I watched the documentary "Chasing Trane" on Netflix last night. It follows the major events in John Coltrane's life to illustrate how it affected his music. I love Coltrane's music. I don't listen to it a lot. I was excited to pick up "A Love Supreme" on vinyl at a great price from Rough Trade records in NYC when I went there in 2015. I may have spun it 5 times since then. It's intense music, and I have this idea that listening to it will be like work I don't want to do. Plus, it's not today's music. It's not helping me stay current. But every time I put it on, I'm blown away by how great it is, how much I like it and how accessible it actually is. (Also: I actually believe that if something exists and is worth knowing, about, it's just worth knowing about.
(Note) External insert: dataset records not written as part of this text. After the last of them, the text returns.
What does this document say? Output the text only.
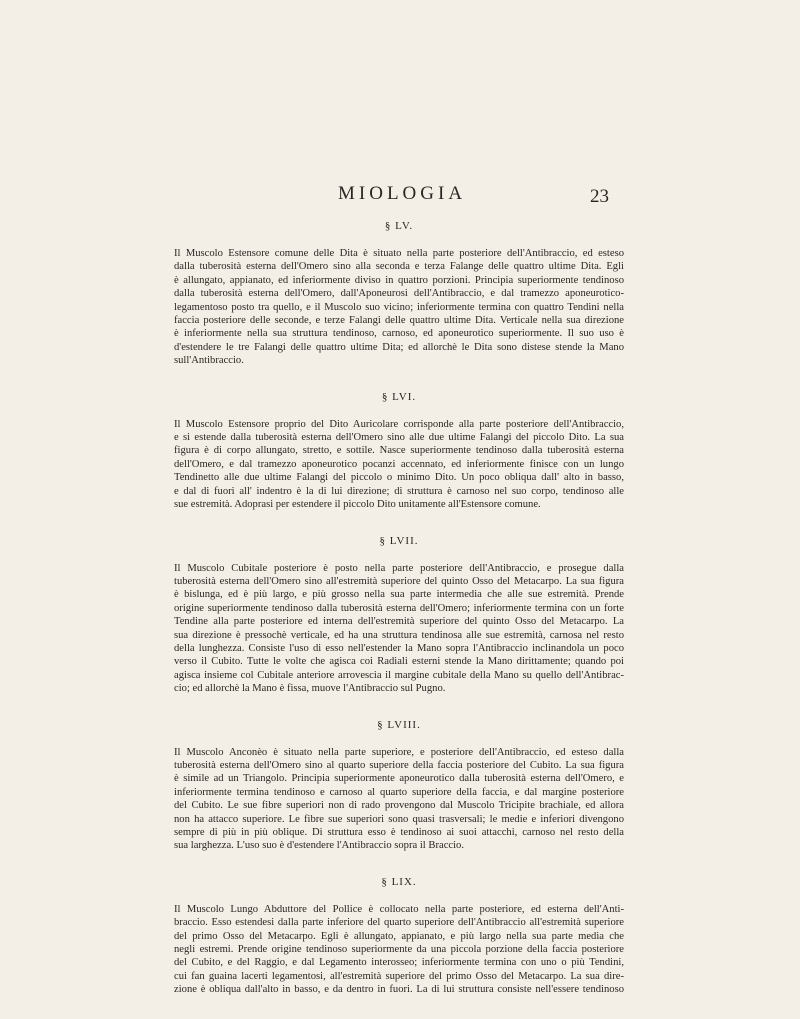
MIOLOGIA	23
§ LV.

Il Muscolo Estensore comune delle Dita è situato nella parte posteriore dell'Antibraccio, ed esteso
dalla tuberosità esterna dell'Omero sino alla seconda e terza Falange delle quattro ultime Dita. Egli
è allungato, appianato, ed inferiormente diviso in quattro porzioni. Principia superiormente tendinoso
dalla tuberosità esterna dell'Omero, dall'Aponeurosi dell'Antibraccio, e dal tramezzo aponeurotico-
legamentoso posto tra quello, e il Muscolo suo vicino; inferiormente termina con quattro Tendini nella
faccia posteriore delle seconde, e terze Falangi delle quattro ultime Dita. Verticale nella sua direzione
è inferiormente nella sua struttura tendinoso, carnoso, ed aponeurotico superiormente. Il suo uso è
d'estendere le tre Falangi delle quattro ultime Dita; ed allorchè le Dita sono distese stende la Mano
sull'Antibraccio.

§ LVI.

Il Muscolo Estensore proprio del Dito Auricolare corrisponde alla parte posteriore dell'Antibraccio,
e si estende dalla tuberosità esterna dell'Omero sino alle due ultime Falangi del piccolo Dito. La sua
figura è di corpo allungato, stretto, e sottile. Nasce superiormente tendinoso dalla tuberosità esterna
dell'Omero, e dal tramezzo aponeurotico pocanzi accennato, ed inferiormente finisce con un lungo
Tendinetto alle due ultime Falangi del piccolo o minimo Dito. Un poco obliqua dall' alto in basso,
e dal di fuori all' indentro è la di lui direzione; di struttura è carnoso nel suo corpo, tendinoso alle
sue estremità. Adoprasi per estendere il piccolo Dito unitamente all'Estensore comune.

§ LVII.

Il Muscolo Cubitale posteriore è posto nella parte posteriore dell'Antibraccio, e prosegue dalla
tuberosità esterna dell'Omero sino all'estremità superiore del quinto Osso del Metacarpo. La sua figura
è bislunga, ed è più largo, e più grosso nella sua parte intermedia che alle sue estremità. Prende
origine superiormente tendinoso dalla tuberosità esterna dell'Omero; inferiormente termina con un forte
Tendine alla parte posteriore ed interna dell'estremità superiore del quinto Osso del Metacarpo. La
sua direzione è pressochè verticale, ed ha una struttura tendinosa alle sue estremità, carnosa nel resto
della lunghezza. Consiste l'uso di esso nell'estender la Mano sopra l'Antibraccio inclinandola un poco
verso il Cubito. Tutte le volte che agisca coi Radiali esterni stende la Mano dirittamente; quando poi
agisca insieme col Cubitale anteriore arrovescia il margine cubitale della Mano su quello dell'Antibrac-
cio; ed allorchè la Mano è fissa, muove l'Antibraccio sul Pugno.

§ LVIII.

Il Muscolo Anconèo è situato nella parte superiore, e posteriore dell'Antibraccio, ed esteso dalla
tuberosità esterna dell'Omero sino al quarto superiore della faccia posteriore del Cubito. La sua figura
è simile ad un Triangolo. Principia superiormente aponeurotico dalla tuberosità esterna dell'Omero, e
inferiormente termina tendinoso e carnoso al quarto superiore della faccia, e dal margine posteriore
del Cubito. Le sue fibre superiori non di rado provengono dal Muscolo Tricipite brachiale, ed allora
non ha attacco superiore. Le fibre sue superiori sono quasi trasversali; le medie e inferiori divengono
sempre di più in più oblique. Di struttura esso è tendinoso ai suoi attacchi, carnoso nel resto della
sua larghezza. L'uso suo è d'estendere l'Antibraccio sopra il Braccio.

§ LIX.

Il Muscolo Lungo Abduttore del Pollice è collocato nella parte posteriore, ed esterna dell'Anti-
braccio. Esso estendesi dalla parte inferiore del quarto superiore dell'Antibraccio all'estremità superiore
del primo Osso del Metacarpo. Egli è allungato, appianato, e più largo nella sua parte media che
negli estremi. Prende origine tendinoso superiormente da una piccola porzione della faccia posteriore
del Cubito, e del Raggio, e dal Legamento interosseo; inferiormente termina con uno o più Tendini,
cui fan guaina lacerti legamentosi, all'estremità superiore del primo Osso del Metacarpo. La sua dire-
zione è obliqua dall'alto in basso, e da dentro in fuori. La di lui struttura consiste nell'essere tendinoso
Doesn't matter when it was made).
Anyhow, in the documentary, his friend Benny Golson is talking about how in the early days, Coltrane practiced constantly. He would practice in the bathroom between sets at his shows. Neighbors in his apartment building would complain about the noise, so instead of stopping, he'd practice silently, just his fingers on the keys. Kamasi Washington opines in the film that when you do this, you're developing a deeper relationship with the instrument, like it's a part of you.
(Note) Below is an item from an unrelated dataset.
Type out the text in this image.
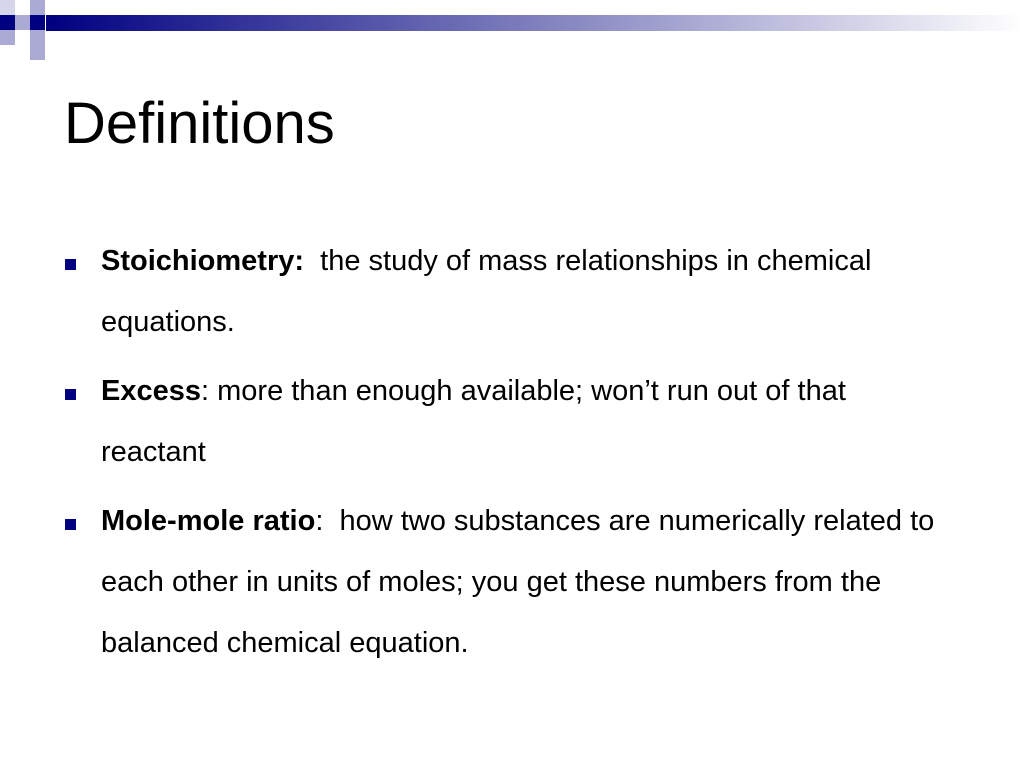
Definitions
Stoichiometry: the study of mass relationships in chemical equations.
Excess: more than enough available; won’t run out of that reactant
Mole-mole ratio:  how two substances are numerically related to each other in units of moles; you get these numbers from the balanced chemical equation.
Other musicians of note who've had this tendency at some point during their lives, off the top of my head: Jimi Hendrix, Prince, Kurt Cobain, Bruce Springsteen. Seems to be a good habit. In each case, it's someone who had way more focus and persistence than those around them. That's why their achievement stands out. Hendrix would play constantly, was always carrying his guitar, would go looking for jam sessions after his gigs. Prince and Springsteen both burned out recording engineers with their determination and loooooooong sessions. Because they were chasing something. (Their exhausted engineers were just putting in a day's work). Cobain refused to get a job and would spend all day writing, recording, playing, drawing and studying successful bands. The results speak for themselves. (I realize that this list is all men. I hope that's more because of the industry's historical bias than my own, but in any case I assure you that people like Annie Clark or Beyoncé have a much more intense work ethic than you or I, and that it's motivated by higher aspirations).
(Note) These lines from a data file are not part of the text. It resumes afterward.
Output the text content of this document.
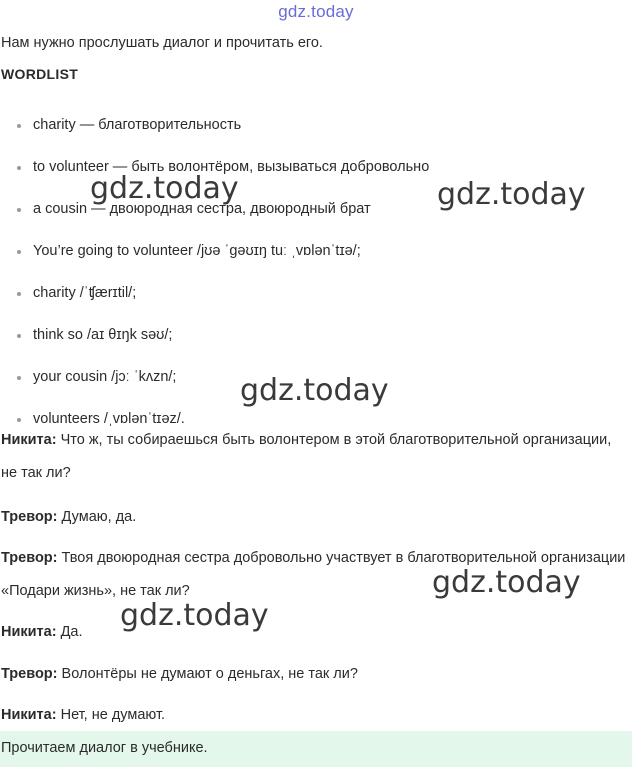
gdz.today
Нам нужно прослушать диалог и прочитать его.
WORDLIST
charity — благотворительность
to volunteer — быть волонтёром, вызываться добровольно
a cousin — двоюродная сестра, двоюродный брат
You’re going to volunteer /jʊə ˈɡəʊɪŋ tuː ˌvɒlənˈtɪə/;
charity /ˈʧærɪtil/;
think so /aɪ θɪŋk səʊ/;
your cousin /jɔː ˈkʌzn/;
volunteers /ˌvɒlənˈtɪəz/.
Никита: Что ж, ты собираешься быть волонтером в этой благотворительной организации, не так ли?
Тревор: Думаю, да.
Тревор: Твоя двоюродная сестра добровольно участвует в благотворительной организации «Подари жизнь», не так ли?
Никита: Да.
Тревор: Волонтёры не думают о деньгах, не так ли?
Никита: Нет, не думают.
Прочитаем диалог в учебнике.
gdz.today	gdz.today
gdz.today
gdz.today
gdz.today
OK, but what does this have to do with you? Here's my advice: If you feel like you don't have time to practice, just do it for 5 minutes. Get into that zone, just for a few minutes. When the time's up, you can be done if you like. But don't be surprised if eventually you want to keep going. Continue taking 5 minutes whenever you can. Make sure that during that time, you have no distractions and are 100% committed to what you're doing. Be diligent and consistent about this tiny goal. And watch it grow.